1. İçeriğe git
  2. Ana menüye git
  3. DW'nin diğer sayfalarına git

Alman basınından özetler

8 Şubat 2012

Lavrov’un kritik Şam ziyareti ve Yunanistan’daki mali kriz zirvesi, bugün basında öne çıkan yorum konuları.

https://p.dw.com/p/13z3g

Bonn'da yayımlanan General-Anzeiger gazetesi, Suriye’deki durumu analiz ettiği yorumda, Suriye’nin başka Arap ülkeleriyle kıyaslanamayacağını ima ederek şu görüşleri savunuyor:

“Esad’ın elindeki kartlar, bir zamanlar Kaddafi’nin kartlarından daha iyidir. Bunun sebepleri de sadece Suriye’de bir devrim durumunun olmaması değildir. Suriye muhalefetinin pek o kadar vurucu gücü yoktur; Suriye Ordusu’ndaki yüksek rütbeli subaylar Esad’a sadakatle bağlıdır; Esad halk arasında da genel anlamda daha fazla desteğe sahiptir. Ne var ki, iktidar sahibi kişi ülkesinde her gün insanları öldürtüyorsa, onun geleceği olamaz. Başarısızlığa mahkumdur.”

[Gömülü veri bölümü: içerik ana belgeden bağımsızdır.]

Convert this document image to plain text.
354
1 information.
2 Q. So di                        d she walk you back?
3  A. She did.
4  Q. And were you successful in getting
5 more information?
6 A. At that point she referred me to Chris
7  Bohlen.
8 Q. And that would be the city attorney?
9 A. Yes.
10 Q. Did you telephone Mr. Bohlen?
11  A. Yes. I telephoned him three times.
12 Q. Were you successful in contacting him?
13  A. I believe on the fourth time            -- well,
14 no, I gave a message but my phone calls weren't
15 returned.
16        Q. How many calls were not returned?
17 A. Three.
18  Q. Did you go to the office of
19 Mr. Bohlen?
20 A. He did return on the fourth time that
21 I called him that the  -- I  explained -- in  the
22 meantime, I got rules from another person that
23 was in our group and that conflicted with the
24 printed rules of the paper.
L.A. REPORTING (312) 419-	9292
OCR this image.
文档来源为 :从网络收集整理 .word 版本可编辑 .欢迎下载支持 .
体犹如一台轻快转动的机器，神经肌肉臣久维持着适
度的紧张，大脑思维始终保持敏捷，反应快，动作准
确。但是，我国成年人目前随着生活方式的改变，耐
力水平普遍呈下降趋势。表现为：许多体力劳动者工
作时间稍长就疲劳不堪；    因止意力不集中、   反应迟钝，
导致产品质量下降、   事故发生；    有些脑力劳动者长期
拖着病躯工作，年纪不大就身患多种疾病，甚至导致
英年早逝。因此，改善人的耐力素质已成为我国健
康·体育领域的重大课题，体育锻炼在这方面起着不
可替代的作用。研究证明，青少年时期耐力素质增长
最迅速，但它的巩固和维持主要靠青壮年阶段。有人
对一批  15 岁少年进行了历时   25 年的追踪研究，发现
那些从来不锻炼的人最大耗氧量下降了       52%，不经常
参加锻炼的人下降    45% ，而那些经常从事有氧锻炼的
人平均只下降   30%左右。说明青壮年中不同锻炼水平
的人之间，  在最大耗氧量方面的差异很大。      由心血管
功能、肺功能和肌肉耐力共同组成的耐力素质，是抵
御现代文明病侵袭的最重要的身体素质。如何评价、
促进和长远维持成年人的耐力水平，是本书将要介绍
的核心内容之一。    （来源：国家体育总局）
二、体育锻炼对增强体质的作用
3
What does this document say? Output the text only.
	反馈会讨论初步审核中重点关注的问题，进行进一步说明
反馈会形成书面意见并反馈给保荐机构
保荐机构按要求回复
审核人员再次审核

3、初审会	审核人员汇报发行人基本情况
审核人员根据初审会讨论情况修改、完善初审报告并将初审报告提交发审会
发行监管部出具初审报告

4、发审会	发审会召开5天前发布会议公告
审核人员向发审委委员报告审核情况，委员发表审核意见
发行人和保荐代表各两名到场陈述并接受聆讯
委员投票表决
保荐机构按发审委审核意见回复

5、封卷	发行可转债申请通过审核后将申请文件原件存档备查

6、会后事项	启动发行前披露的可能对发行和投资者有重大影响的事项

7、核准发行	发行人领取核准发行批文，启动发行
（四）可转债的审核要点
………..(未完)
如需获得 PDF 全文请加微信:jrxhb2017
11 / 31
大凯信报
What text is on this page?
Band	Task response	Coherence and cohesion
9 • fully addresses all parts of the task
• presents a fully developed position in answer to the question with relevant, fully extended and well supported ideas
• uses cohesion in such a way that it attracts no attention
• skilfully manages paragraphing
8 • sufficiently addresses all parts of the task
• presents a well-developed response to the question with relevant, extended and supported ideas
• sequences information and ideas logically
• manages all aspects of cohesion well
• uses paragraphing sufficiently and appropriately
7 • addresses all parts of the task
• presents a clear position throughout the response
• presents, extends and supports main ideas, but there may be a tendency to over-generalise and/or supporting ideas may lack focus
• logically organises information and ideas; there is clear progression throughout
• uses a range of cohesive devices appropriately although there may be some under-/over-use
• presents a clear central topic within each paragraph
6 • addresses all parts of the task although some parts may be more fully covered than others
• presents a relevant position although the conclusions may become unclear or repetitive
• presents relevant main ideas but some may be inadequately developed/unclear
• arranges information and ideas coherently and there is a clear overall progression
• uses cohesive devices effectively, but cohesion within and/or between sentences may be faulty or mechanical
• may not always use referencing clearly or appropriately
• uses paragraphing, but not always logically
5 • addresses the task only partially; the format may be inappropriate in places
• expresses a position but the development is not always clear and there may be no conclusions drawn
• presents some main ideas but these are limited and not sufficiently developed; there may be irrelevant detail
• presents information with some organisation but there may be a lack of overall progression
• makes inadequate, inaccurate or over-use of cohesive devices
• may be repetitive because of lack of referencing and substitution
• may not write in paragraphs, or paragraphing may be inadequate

Financial Times Deutschland gazetesi, Rusya Dışişleri Bakanı Sergey Lavrov’un dün Suriye'nin başkenti Şam’da büyük sevgi gösterileriyle karşılanmasından kendine paye çıkartmaması gerektiğini, zira bu teşekkür kasidelerini okuyanların Esad’ın saray şakşakçıları olduğunu belirtiyor ve yorumuna şöyle devam ediyor:

“Ne var ki bir gün gelecek, Suriye’de Rus bayrakları yakılacaktır. O gün, diktatörün Moskova’dan silah yardımı almasına rağmen muhalefeti bastıramayacağı, zira rejime karşı savaşmaya hazır olanların sayısının büyük ölçüde arttığı gün olacaktır. Rusya’nın (BM Güvenlik Konseyi’nde) kullandığı vetodan sonra şimdilerde bir barış aracısına dönüşmesi ve muhalefet çevreleriyle temas kurmak istemesi alaycı bir tavırdır. Şimdiye kadar binlerce kurban vermiş olan muhalefet, hâlâ korumasız bir biçimde Esad’ın elindedir. Ve Rusya’dan -en azından Mart ayı başındaki devlet başkanlığı seçimlerine kadar- bir tavır değişikliği beklenmemelidir.”              

Konstanz’da yayımlanan Südkurier adlı gazetenin yorumu ise borç krizi içinde olan ve acilen malî yardım bekleyen Yunanistan’ın durumu ile ilgili:

“Yunanistan eğer Euro’dan ayrılmak istemiyorsa, o takdirde popüler olmayan birtakım kararlardan kaçamayacaktır. Avrupa’dan gelecek olan ikinci malî yardım dilimi ancak ve ancak dipsiz bir fıçıya akmaması şartıyla verilecektir. Atina'daki hükümet ise bu konuda hâlâ karasız. Görünen o ki, para verecek olanların öne sürdüğü şartlar halka izah edilemiyor. Anketlere göre Yunanların yüzde 72’isi yeni tasarruf paketine karşı. Buradan çıkartılacak sonuç, Yunanistan’ın kendi isteğiyle eski para birimi Drahmi’ye dönüş yapmasıdır. Bunun sonuçları ise Yunan vatandaşı açısından daha az vahim olmayacaktır.” 

Süddeutsche Zeitung, aynı konudaki yorumunda, “Şimdiye kadar kemerleri iyice sıkmak durumunda kalanlar, bundan sonra artık kemerin son deliğine dayanmış olacaklar. Yunanlar bunun haksızlık olduğunu söylüyor ve bu konuda haksız da değiller” diyor ve ekliyor:

“Çünkü Yunanistan’da halk, hep imtiyazlı konumda olmuş olan devlet dairelerinde çalışan memurların, maaşlarındaki azalmayı pek fark etmeyeceklerini ileri sürüyor....Yunanistan büyük bir resesyondan geçiyor; kurtarıcı pozisyonunda olanlar ise çaresiz. Belki ülke çökme sürecinde nihayet ortak bir yeniden imar hedefinde buluşabilir. Ancak Atina bunun altından tek başına kalkamaz. Avrupa’nın yardımları son derece elzem olmaya devam edecektir, aksi takdirde Yunanistan’daki tüm bir nesil Avrupa düşüncesinden uzaklaşacaktır.”